As with Nonolio, William H. Damon seemed content to rely mostly on word-of-mouth and trade publication blurbs to sell 999, as actual advertisements were few and far between
By the late 1920s, the Damon MFG Co. had relocated to offices in River North at 325 W. Ohio Street, which is where the 999 tin from our collection originated. That building is still standing today, home of the Trunk Club among other businesses.
[Former location of the Damon MFG Co. offices, 325 W. Ohio St.]
It’s hard to say that the market crash of 1929 was specifically responsible for upending the Damon Company, but there are certainly signs that the downward spiral came around the same time period. For one thing, whereas William Damon had listed his occupation as “Manufacturer of Furniture Polish” in the 1920 census, he’d made a surprise return to medicine by 1930, listing his profession as “General Practice Physician.” Damon was 57 by then, living in Los Angeles’s San Carlos Hotel with his wife and presumably doing just fine despite slowing sales for his magic polishes.
Within another four years, though, Damon’s death at 61 seemed to mark the end of his old business for good.

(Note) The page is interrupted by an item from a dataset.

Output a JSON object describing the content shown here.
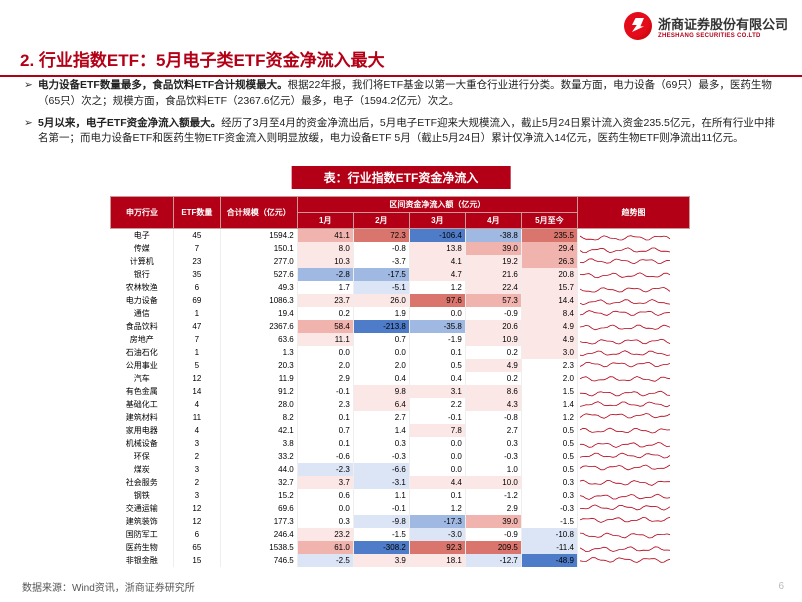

While the Damon MFG Co. is still referenced in some publications into the 1930s, the company and its products seem to disappear before the outset of World War II. No amount of rust-prevention was going to bring it back.
And now . . .
DIRECTIONS for using your 90 year-old can of Damon’s 999 Polish:
Shake the can thoroughly before using.
Apply only with clean, soft cotton cloth or waste CHEESE CLOTH IS BEST.
REMEMBER—“999” is a Rubbing polish and MUST BE RUBBED to get results. Polish only one or two square feet at a time. DO ALL THE RUBBING with the cloth on which POLISH IS APPLIED, continuing until all scum and dirt is loosened, then wipe dry with the finishing cloth.
Apply only in the shade and when surfaces are cool.
NOTICE. This polish is not adapted to surfaces that are dead or checked—on such surfaces our “999” Allshine Polish should be used.
SOURCES
“Damon Polish” – Motor Age, Jan 1921
“Damon’s 999 Polish” – Motor West, Vol. 38, 1922
Los Angeles from the Mountains to the Sea, With Selected Biography of Actors and Witnesses to the Period of Growth and Achievement, by John Steven McGroarty
“Non-cumulative wax polish” – U.S. patent 1,240,545, William H. Damon
“999 Patent Polish” – Motor World Wholesale, Vol. 66, 1921
“Damon Co. Opens Service Station” – Touring Topics, Sept. 1917
“New Territory for Nonolio Products Goal of Damon Co.” – Los Angeles Herald, April 28, 1917
I have a small 999 wax tin it is like a shoe polish tin. Looking for info on it. I can send you photo’s of my example.. thank you for you’re time.
Excellent research! Will Damon was my great uncle. His older sister was my grandmother, who was an accomplished singer and who bequeathed to me her love of great music. Will seems to have been The Entrepeneur. I have no photo of him, but a scribbled 1918 note to his mother on a Damon Co. notepad. His father had been a pastor and professor at Napa College. I think he died in Feb 1930, and his wife also died that year. They had no children. Neither of his 2 brothers reached 70.